Naturale, nessuno in Emilia-Romagna potrebbe campare dieci giorni senza saccheggiare almeno una piantagione di albicocche e senza tirare il collo a una manciata di polli, rigorosamente da abbrustolire poi con cura su un fuocherello di sterpaglie raccolte dal bosco e acceso con due pietre sfregate insieme.

E poi il fatto che di notte dorme sicuramente, ovviamente dentro ai canali di scolo fognario mi pare una trovata a dir poco grandiosa, degna di un Dostoevskij o di un Victor Hugo della bassa padana. Questa, bisogna dirlo una volta per tutte in maniera chiara, è la classica vita che facciamo da queste parti, fotografata ammirevolmente da una stampa sempre sul pezzo, al passo con i tempi tanto da apparire profetica, capace di affreschi sociali di una precisione e di un dettaglio chirurgici.

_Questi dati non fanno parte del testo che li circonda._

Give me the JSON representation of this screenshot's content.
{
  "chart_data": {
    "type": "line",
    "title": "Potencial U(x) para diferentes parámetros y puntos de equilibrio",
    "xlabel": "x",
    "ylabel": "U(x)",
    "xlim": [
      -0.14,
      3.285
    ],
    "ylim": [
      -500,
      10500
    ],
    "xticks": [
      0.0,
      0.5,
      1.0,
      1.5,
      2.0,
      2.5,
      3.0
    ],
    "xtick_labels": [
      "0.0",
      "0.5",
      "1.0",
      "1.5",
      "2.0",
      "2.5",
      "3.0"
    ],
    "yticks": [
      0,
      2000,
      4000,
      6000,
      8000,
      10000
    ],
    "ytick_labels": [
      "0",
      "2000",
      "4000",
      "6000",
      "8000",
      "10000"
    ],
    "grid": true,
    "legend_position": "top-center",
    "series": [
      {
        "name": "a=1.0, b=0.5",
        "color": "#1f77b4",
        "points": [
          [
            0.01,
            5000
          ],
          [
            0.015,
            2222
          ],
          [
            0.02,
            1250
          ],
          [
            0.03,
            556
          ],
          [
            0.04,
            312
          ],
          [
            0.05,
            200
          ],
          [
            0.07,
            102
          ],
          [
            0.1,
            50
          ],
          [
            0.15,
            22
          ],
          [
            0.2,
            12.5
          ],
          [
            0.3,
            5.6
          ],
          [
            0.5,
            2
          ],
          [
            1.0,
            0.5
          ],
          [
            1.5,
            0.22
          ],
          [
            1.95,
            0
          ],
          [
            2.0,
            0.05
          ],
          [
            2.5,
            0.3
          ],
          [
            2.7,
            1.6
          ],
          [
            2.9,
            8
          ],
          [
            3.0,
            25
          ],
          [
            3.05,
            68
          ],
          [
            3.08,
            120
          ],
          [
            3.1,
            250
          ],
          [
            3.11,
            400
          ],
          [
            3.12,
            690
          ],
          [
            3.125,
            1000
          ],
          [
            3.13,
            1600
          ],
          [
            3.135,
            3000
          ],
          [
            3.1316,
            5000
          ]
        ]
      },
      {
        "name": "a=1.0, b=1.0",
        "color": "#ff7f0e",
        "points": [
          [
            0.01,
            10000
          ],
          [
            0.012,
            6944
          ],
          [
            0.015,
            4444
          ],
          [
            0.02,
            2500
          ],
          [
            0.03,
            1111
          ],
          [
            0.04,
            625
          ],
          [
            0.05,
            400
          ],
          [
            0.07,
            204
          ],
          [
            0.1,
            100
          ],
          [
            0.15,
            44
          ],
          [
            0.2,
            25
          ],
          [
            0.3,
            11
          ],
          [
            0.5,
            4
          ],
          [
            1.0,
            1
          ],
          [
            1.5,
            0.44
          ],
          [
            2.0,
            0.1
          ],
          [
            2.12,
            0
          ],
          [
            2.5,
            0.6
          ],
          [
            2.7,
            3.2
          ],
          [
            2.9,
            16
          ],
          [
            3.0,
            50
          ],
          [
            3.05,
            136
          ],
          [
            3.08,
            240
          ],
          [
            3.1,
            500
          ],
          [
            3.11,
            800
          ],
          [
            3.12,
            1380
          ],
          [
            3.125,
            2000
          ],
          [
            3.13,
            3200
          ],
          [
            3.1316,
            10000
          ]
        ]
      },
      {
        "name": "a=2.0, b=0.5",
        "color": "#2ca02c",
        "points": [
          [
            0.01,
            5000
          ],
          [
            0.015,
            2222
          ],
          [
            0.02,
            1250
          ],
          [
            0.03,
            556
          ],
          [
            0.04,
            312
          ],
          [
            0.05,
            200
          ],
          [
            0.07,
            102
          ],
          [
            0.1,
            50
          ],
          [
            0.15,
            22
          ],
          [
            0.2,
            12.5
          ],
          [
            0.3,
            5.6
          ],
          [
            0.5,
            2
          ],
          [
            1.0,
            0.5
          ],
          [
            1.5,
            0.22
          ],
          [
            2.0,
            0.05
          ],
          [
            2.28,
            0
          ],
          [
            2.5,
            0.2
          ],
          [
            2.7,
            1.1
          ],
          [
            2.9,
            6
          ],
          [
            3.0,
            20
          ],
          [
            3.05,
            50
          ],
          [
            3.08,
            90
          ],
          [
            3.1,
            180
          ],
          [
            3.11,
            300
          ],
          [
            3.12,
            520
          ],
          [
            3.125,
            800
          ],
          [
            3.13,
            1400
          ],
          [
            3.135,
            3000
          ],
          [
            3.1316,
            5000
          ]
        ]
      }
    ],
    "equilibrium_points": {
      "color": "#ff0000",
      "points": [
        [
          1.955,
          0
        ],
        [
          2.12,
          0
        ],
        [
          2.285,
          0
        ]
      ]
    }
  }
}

E bisogna poi tacere del fatto che “indubbiamente ha dei complici perché usa dei cerotti e nessun farmacista della zona ha dichiarato di averlo avuto recentemente come cliente: ciò significa che i cerotti glieli ha comprati qualcun altro”, come se non si potessero comprare dovunque, supermercati inclusi. Per me è Pulitzer, ma da attribuire con retroattività al 1897.